Let $K=\mathbb{Q}(\sqrt[11]{7},i)$. Is $K$ the splitting field of some polynomial over $\mathbb{Q}$?
My attempt: My first intuition would be no. Since if $K$ is the splitting field of some polynomial then $K/\mathbb{Q}$ must be a finite, normal extension. Considering the irreducible polynomial $x^{11}-7$ over $\mathbb{Q}$, it is clear that one of its roots, namely $\sqrt[11]{7}$ lies in $K$.
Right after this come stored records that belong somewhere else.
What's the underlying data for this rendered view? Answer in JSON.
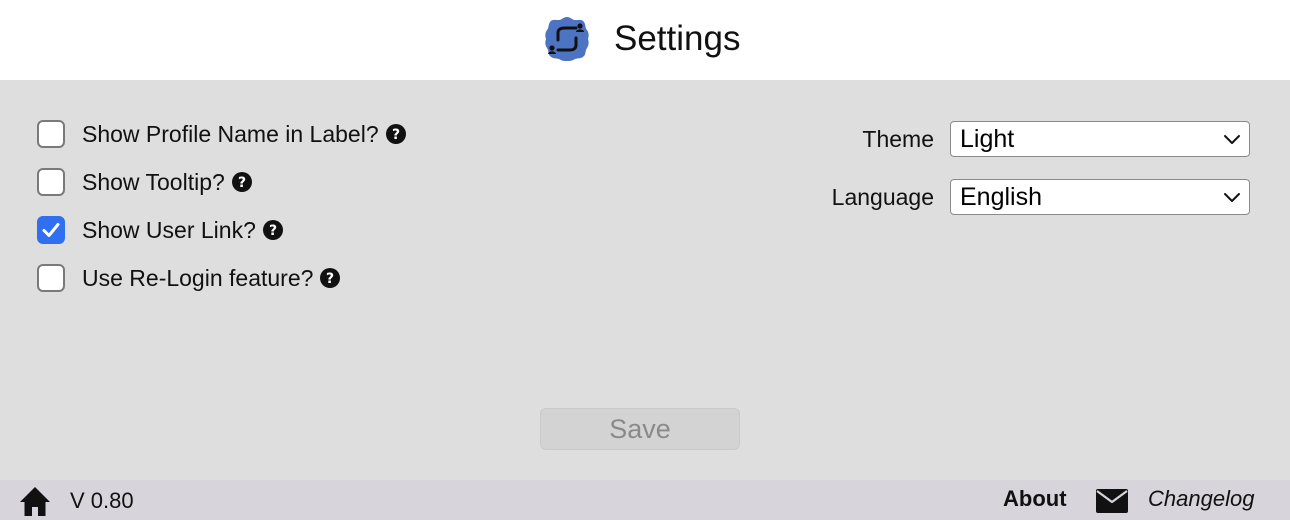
{
  "header": {
    "title": "Settings",
    "logo_icon": "profile-switch-logo-icon"
  },
  "options": [
    {
      "label": "Show Profile Name in Label?",
      "checked": false
    },
    {
      "label": "Show Tooltip?",
      "checked": false
    },
    {
      "label": "Show User Link?",
      "checked": true
    },
    {
      "label": "Use Re-Login feature?",
      "checked": false
    }
  ],
  "theme": {
    "label": "Theme",
    "value": "Light"
  },
  "language": {
    "label": "Language",
    "value": "English"
  },
  "save_label": "Save",
  "footer": {
    "version": "V 0.80",
    "about": "About",
    "changelog": "Changelog",
    "home_icon": "home-icon",
    "mail_icon": "mail-icon"
  },
  "colors": {
    "header_bg": "#ffffff",
    "panel_bg": "#dedede",
    "footer_bg": "#d7d5db",
    "checkbox_checked": "#2f6ff0",
    "logo_blue": "#4d73c3",
    "save_disabled_bg": "#d3d3d3",
    "save_disabled_text": "#8a8a8a"
  }
}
It suffices to show that some other roots of $x^{11}-7$ does not lie in $K$. But I ended up with expressions in terms of $cos\left(\frac{n\pi}{11}\right)$ and$sin\left(\frac{n\pi}{11}\right)$ whose values are nearly impossible to compute.
Is there an easier way?
We need a primitive 11th root of unity $\zeta_{11}$ in $K$ (because all roots of $X^{11}-7$ are of the form $\zeta_{11}^k\sqrt[11]7$). Now $$22 = [K:\Bbb Q]=[K:\Bbb Q(\zeta_{11})]\cdot [\Bbb Q(\zeta_{11}):\Bbb Q]=10\cdot [K:\Bbb Q(\zeta_{11})],$$ contradiction.